La radio dell'autobus che l'avrebbe riportata a casa ripeteva da ormai due ore le stesse parole. Hitler stava contrattando a Monaco con Chamberlein e Daladier sulla questione in Cecoslovacchia. In Austria, le opinioni erano divise. C'era chi voleva scatenare una guerra per conquistare tutta l'Europa orientale, mentre altri preferivano la pace a vent'anni dalla fine della Grande Guerra.
Quando l'autobus si fermò a Hitzendorf Dalila fu sollevata. Non ne poteva più di politica, ormai non si parlava mai di altro. Percorse con calma il viale che l'avrebbe portata al centro del paese. Appena intravide le prime case in fiamme, però, si mise a correre.
Appena arrivata davanti al suo giardino il suo cuore si fermò. Le fiamme avevano consumato quasi del tutto il legno e rimanevano in piedi solo i pilastri portanti. Della sua famiglia non c'era traccia.

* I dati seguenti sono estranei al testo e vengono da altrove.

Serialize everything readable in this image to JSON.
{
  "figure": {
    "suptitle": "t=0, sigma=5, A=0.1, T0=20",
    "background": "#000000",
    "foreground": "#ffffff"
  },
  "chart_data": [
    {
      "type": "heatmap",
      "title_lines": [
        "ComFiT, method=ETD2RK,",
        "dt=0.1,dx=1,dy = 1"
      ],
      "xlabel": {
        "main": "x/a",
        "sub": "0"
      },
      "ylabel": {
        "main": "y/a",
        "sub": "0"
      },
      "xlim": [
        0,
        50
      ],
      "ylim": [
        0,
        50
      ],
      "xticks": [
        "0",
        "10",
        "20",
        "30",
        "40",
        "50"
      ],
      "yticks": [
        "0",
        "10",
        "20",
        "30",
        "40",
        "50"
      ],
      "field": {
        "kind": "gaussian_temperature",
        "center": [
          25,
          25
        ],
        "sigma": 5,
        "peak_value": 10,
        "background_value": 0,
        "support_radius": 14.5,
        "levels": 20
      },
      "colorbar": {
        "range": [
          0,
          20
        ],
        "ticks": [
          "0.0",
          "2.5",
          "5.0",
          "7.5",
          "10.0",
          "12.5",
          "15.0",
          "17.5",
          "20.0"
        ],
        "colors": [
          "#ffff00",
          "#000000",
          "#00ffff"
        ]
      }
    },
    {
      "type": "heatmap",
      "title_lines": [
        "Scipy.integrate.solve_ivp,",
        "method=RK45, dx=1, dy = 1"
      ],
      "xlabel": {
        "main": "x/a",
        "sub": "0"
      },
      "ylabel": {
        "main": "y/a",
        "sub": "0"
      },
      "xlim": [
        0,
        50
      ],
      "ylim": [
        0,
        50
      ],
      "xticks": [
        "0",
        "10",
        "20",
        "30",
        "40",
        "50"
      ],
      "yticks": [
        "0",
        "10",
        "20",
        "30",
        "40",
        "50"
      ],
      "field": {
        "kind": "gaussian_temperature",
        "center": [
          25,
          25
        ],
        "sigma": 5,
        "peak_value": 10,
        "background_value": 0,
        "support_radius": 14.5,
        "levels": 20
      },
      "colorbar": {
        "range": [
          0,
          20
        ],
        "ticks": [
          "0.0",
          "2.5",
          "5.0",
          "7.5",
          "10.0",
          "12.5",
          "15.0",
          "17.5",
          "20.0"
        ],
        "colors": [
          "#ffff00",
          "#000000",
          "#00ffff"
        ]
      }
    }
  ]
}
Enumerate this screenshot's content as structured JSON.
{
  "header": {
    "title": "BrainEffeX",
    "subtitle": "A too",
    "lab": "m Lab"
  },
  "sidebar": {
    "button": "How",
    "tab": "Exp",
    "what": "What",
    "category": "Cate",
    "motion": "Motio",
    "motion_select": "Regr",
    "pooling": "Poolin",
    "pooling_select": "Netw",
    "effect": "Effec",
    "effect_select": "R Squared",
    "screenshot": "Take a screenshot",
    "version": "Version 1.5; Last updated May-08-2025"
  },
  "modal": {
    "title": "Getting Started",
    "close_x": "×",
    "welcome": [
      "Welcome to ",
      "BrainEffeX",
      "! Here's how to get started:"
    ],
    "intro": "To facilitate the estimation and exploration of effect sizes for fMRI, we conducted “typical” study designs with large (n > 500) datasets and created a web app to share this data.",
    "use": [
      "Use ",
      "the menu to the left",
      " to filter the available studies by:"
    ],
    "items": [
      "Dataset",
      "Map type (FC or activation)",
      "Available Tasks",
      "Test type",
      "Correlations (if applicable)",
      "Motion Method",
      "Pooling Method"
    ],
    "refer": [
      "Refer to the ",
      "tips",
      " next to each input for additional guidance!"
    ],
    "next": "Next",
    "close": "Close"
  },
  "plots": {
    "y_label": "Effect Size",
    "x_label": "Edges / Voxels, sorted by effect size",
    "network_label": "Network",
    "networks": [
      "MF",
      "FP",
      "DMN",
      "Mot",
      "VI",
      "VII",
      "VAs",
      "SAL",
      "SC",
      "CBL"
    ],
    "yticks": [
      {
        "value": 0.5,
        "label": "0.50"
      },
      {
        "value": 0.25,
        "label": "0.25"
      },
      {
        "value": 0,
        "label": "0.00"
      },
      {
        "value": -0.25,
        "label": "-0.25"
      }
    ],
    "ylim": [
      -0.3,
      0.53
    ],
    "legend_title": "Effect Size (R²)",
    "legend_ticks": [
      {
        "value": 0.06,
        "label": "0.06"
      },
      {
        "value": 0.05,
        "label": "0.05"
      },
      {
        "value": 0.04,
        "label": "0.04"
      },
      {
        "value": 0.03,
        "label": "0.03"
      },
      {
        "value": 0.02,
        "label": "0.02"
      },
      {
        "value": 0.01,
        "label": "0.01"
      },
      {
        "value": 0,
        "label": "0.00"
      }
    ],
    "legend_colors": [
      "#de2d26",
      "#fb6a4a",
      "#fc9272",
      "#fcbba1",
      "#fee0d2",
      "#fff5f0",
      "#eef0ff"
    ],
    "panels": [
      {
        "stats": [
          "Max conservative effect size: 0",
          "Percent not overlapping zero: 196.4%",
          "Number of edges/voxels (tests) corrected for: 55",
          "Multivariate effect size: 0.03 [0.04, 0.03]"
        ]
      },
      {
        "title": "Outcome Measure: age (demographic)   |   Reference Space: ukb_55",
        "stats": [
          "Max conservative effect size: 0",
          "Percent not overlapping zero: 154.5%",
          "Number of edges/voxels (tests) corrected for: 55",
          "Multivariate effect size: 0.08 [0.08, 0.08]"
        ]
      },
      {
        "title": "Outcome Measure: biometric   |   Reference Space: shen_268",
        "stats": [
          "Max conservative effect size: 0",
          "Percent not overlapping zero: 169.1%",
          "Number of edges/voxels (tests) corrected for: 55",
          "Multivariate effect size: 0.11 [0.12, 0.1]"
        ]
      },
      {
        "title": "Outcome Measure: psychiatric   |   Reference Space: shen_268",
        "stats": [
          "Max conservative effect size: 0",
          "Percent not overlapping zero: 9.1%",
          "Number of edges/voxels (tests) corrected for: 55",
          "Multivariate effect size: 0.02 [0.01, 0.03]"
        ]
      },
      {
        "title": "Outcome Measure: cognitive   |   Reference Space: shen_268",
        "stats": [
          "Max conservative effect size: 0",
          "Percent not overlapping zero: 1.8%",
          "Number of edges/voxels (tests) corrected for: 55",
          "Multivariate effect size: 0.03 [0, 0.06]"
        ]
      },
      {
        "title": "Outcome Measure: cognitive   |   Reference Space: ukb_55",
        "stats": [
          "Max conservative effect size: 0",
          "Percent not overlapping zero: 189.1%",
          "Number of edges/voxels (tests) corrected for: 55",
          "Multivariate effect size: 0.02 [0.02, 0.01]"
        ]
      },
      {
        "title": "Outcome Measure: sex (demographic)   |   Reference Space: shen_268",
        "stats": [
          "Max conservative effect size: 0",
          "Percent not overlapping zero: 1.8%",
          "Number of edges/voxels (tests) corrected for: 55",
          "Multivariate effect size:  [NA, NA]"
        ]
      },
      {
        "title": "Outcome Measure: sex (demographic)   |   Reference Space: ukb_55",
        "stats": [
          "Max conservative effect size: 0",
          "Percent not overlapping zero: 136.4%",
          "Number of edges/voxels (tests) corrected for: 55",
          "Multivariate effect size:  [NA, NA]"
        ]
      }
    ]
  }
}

Si guardò intorno. Non tutte le case erano distrutte. Alcune non erano state toccate. Si avviò verso l'emporio dei suoi zii. Era stato distrutto anche quello. Nessuno che fosse anche lontanamente imparentato con lei era rimasto, e così era successo anche ad altre due famiglie.
Entrò in quello che una volta era stato il negozio di suo zio, dove faceva i compiti con i cugini mentre i loro genitori giocavano a carte nei pomeriggi delle feste. In un angolo vi era ancora una scatola miracolosamente salva. La aprì e vi trovò dei libri, qualche vestito della zia e, cuciti nelle tasche, dei soldi. Molti soldi, che erano sfuggiti a chi aveva scatenato quell'inferno.
Stavano pensando di partire.
Prese lo scatolone e corse nel retro dove trovò una borsa abbastanza capiente per contenere tutto.

Era quasi sera. Sgattaiolò per i vicoli sperando che nessuno si accorgesse di lei. Arrivò alla fermata della corriera che portava a Graz. L'ultimo mezzo passò pochi minuti dopo. Salì e fece il biglietto.
"Dove va di bello, signorina?", le chiese l'autista.
"A Berlino.", sussurrò fredda mentre si dirigeva verso l'ultima fila di posti.
Fai di tutto per sopravvivere e ricordati che devi morire.
"Vedrò di non pentirmi di questa scelta, nonna."